1 min read

Farewell Google+

Yesterday, Google announced that during an audit they found evidence that some 3rd party apps may have been granted overly broad access to your data, but they can’t confirm this:

We made Google+ with privacy in mind and therefore keep this API’s log data for only two weeks. That means we cannot confirm which users were impacted by this bug. However, we ran a detailed analysis over the two weeks prior to patching the bug, and from that analysis, the Profiles of up to 500,000 Google+ accounts were potentially affected. Our analysis showed that up to 438 applications may have used this API.

As the first action to combat this they are shutting down Google+ for all consumers. Goodbye, Google+.

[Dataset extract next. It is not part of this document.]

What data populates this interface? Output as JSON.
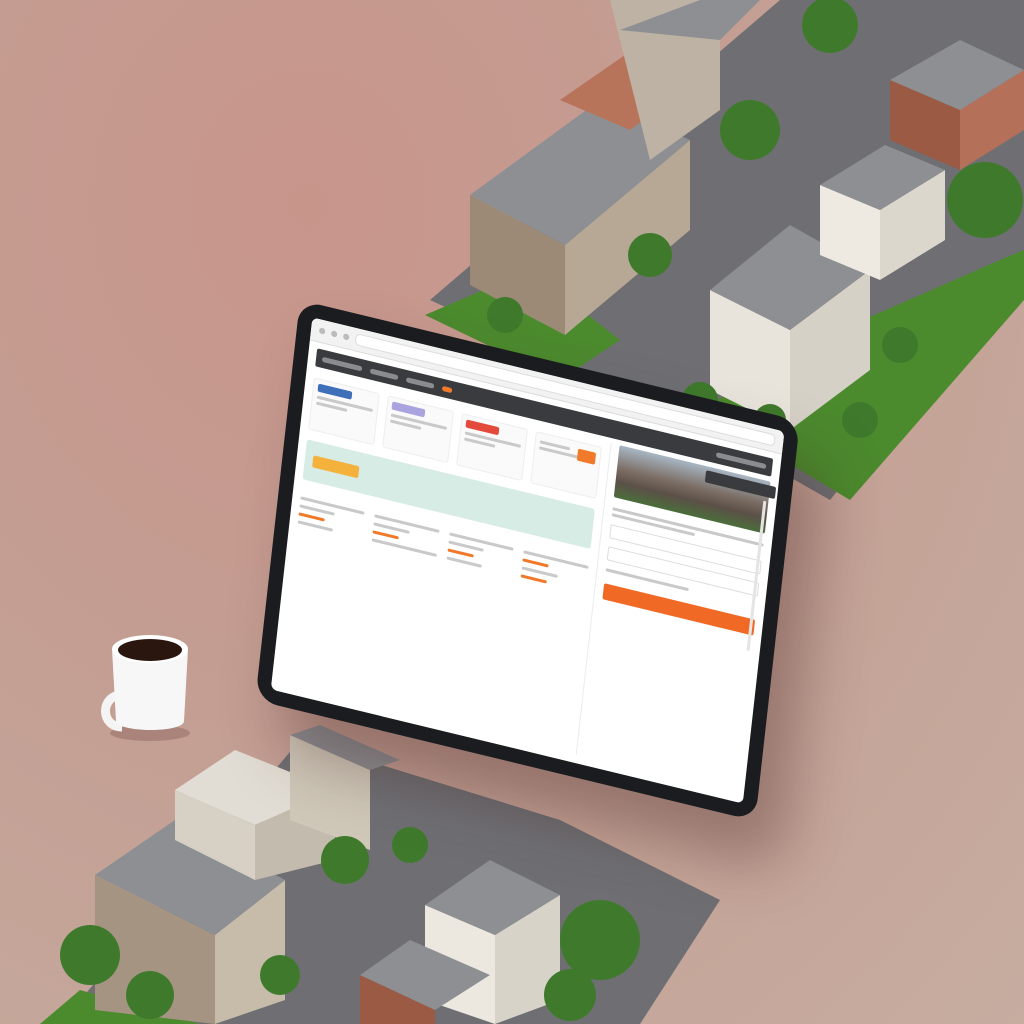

I remember when G+ first launched and being the tech person I am, I had to give it a try. I thought their “circles” ideas was a smart feature and could be an interesting way to use one social service and reach a subset that is interested in certain parts of your life. Share family photos with family, share coding tips with peers, etc.

The circle idea didn’t matter to me in the end, because after about a week I was annoyed that they didn’t offer a standalone Mac/iOS app and they offered no API’s that third parties could tap into to create an app. Like Tweetbot is to Twitter. So I stopped visiting the site.

I personally gave up on it after that first week but figured I give it another try with my Laravel News site and auto share post over to it. I can say it’s sent no traffic in the past few years and the service was a complete ghost town.

I believe with the backing of Google they really had a chance to make something decent but from an end user perspective, they failed at every part. I think really what it boiled down to is it was created as a reactionary product. The passion was never in it.